Zgodnie z art. 1 konwencji stosuje się ją niezależnie od miejsca zamieszkania, siedziby i przynależności państwowej stron umowy przewozu. Znaczenie ma jedynie ustalone miejsce nadania i dostawy. Jeżeli punkty te są w dwóch państwach, z których przynajmniej jedno jest stroną konwencji, znajdzie ona zastosowanie niezależnie od woli stron. Zarówno Polska, jak i Włochy (podobnie jak wszystkie państwa Unii Europejskiej) podpisały konwencję CMR. Jej regulacje będą obowiązywały w przypadku opisanym przez czytelnika.

Kolejną kwestią jest znaczenie pojęcia „opóźnienie w dostawie", które definiowane jest w art. 19 CMR. Może ono mieć miejsce nie tylko, gdy strony określiły datę lub okres, podczas którego ma zostać dokonany przewóz. Jeżeli umowa nie zawierała terminu wykonania usługi, uprawniony może powoływać się na to, że przewóz przekroczył czas, jaki słusznie można przyznać starannym przewoźnikom. Udowodnienie tej okoliczności nie powinno sprawiać problemów. Dziś trudno byłoby znaleźć trasę, którą nie wykonywano wcześniej przewozu.

Aby prawidłowo ustalić odpowiedzialność przewoźnika, rozważyć należy również, czy w sprawie nie ma którejkolwiek z okoliczności zwalniających z odpowie-dzialności wymienionych w art. 17 ust. 2 konwencji. Podmiot odpowiedzialny za przewóz nie będzie zobowiązany do naprawienia szkody poniesionej przez osobę uprawnioną, gdy opóźnienie zostało spowodowane z winy tego podmiotu, jego zleceniem nie wynikającym z winy przewoźnika, wadą własną towaru lub okolicznościami, których przewoźnik nie mógł uniknąć i których następstwom nie mógł zapobiec. Ciężar dowodu istnienia okoliczności zwalniającej spoczywa na przewoźniku. Nie może on powołać się na to, że opóźnienie zostało spowodowane wadą pojazdu, którym dokonywano przewozu, ani winą osoby, która wynajęła przewoźnikowi środek transportu.

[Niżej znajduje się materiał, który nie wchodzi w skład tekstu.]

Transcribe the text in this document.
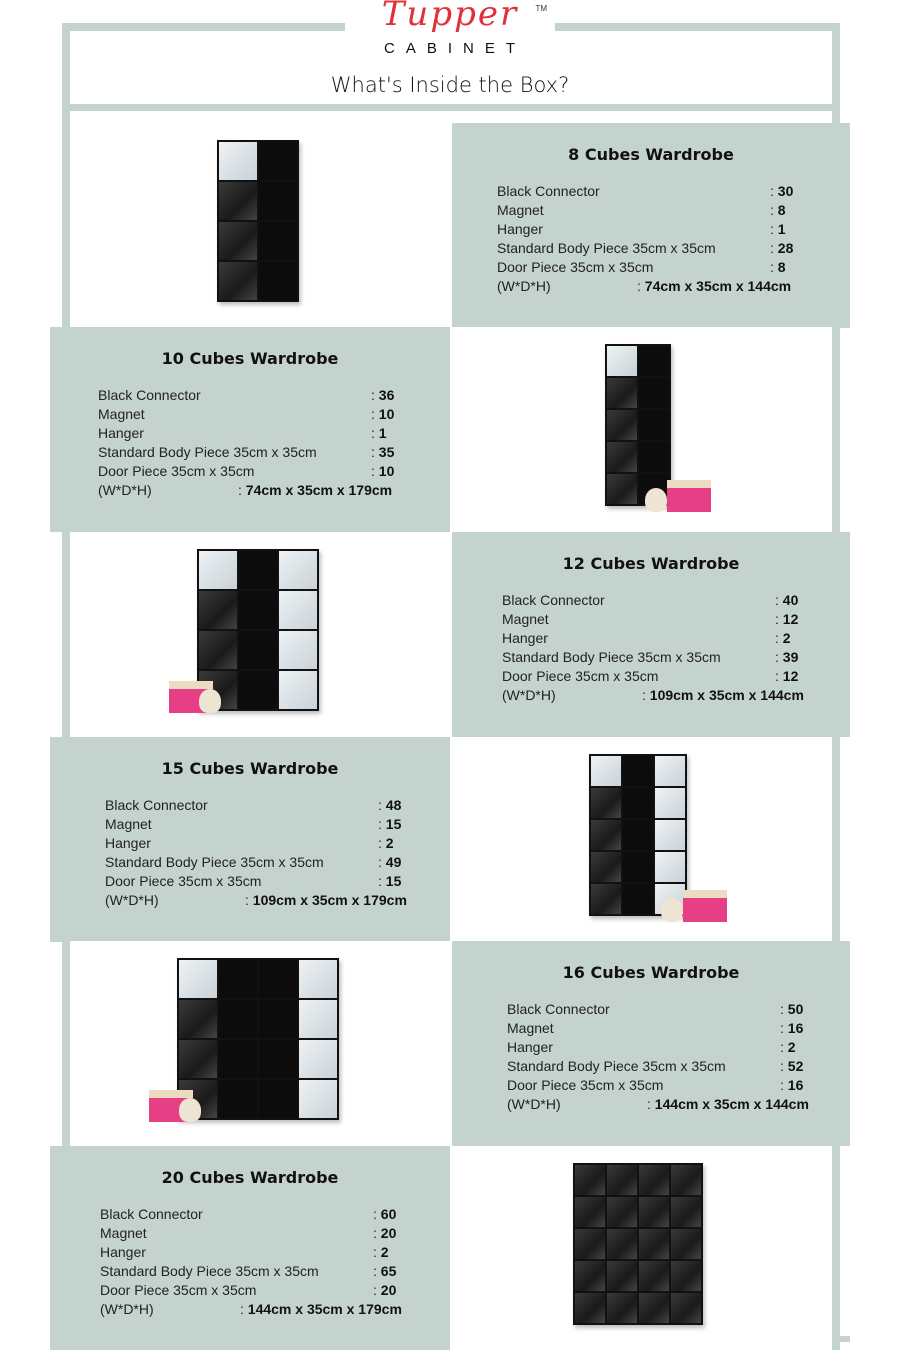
Tupper
CABINET
TM
What's Inside the Box?
8 Cubes Wardrobe
Black Connector	: 30
Magnet	: 8
Hanger	: 1
Standard Body Piece 35cm x 35cm	: 28
Door Piece 35cm x 35cm	: 8
(W*D*H)	: 74cm x 35cm x 144cm
10 Cubes Wardrobe
Black Connector	: 36
Magnet	: 10
Hanger	: 1
Standard Body Piece 35cm x 35cm	: 35
Door Piece 35cm x 35cm	: 10
(W*D*H)	: 74cm x 35cm x 179cm
12 Cubes Wardrobe
Black Connector	: 40
Magnet	: 12
Hanger	: 2
Standard Body Piece 35cm x 35cm	: 39
Door Piece 35cm x 35cm	: 12
(W*D*H)	: 109cm x 35cm x 144cm
15 Cubes Wardrobe
Black Connector	: 48
Magnet	: 15
Hanger	: 2
Standard Body Piece 35cm x 35cm	: 49
Door Piece 35cm x 35cm	: 15
(W*D*H)	: 109cm x 35cm x 179cm
16 Cubes Wardrobe
Black Connector	: 50
Magnet	: 16
Hanger	: 2
Standard Body Piece 35cm x 35cm	: 52
Door Piece 35cm x 35cm	: 16
(W*D*H)	: 144cm x 35cm x 144cm
20 Cubes Wardrobe
Black Connector	: 60
Magnet	: 20
Hanger	: 2
Standard Body Piece 35cm x 35cm	: 65
Door Piece 35cm x 35cm	: 20
(W*D*H)	: 144cm x 35cm x 179cm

Jeżeli żadna z okoliczności zwalniających nie zachodzi, pozostaje do wyjaśnienia, czy kontrakt, do którego stosuje się regulacje CMR, może przewidywać kary umowne na wypadek opóźnienia w dostawie. Konwencja przy ustalaniu formy wyrównania straty poniesionej przez uprawnionego, posługuje się pojęciem odszkodowania. Różni się ono od kary umownej, m. in. tym, że w przypadku pierwszego z omawianych mechanizmów poszkodowany jest zobowiązany do wykazania rozmiarów poniesionej szkody. Kara umowna ma natomiast charakter zryczałtowany, co uwalnia od konieczności przeprowadzenia nierzadko skomplikowanego dowodu co do rozmiarów strat. Z punktu widzenia przedsiębiorcy transportowego, takie rozróżnienie ma zatem duże znaczenie. Art. 41 konwencji stanowi z kolei, że klauzule umowne naruszające jej postanowienia są nieważne z mocy prawa (z drobnymi wyjątkami). Prowadzi to do wniosku, że zastrzeżenie kary umownej na wypadek opóźnienia przewozu nie będzie skuteczne.

Kwestia ta jeszcze do niedawna rodziła w polskim orzecznictwie wątpliwości, prowadząc do rozbieżności interpretacyjnych. Wydaje się jednak, że problem został zażegnany i sądy dochodzą do zbliżonych wniosków. Gdyby jednak w omawianej sprawie organ orzekający w pierwszej instancji ocenił zagadnienie nieprawidłowo, wniesienie apelacji da dużą szansę rewizji rozstrzygnięcia.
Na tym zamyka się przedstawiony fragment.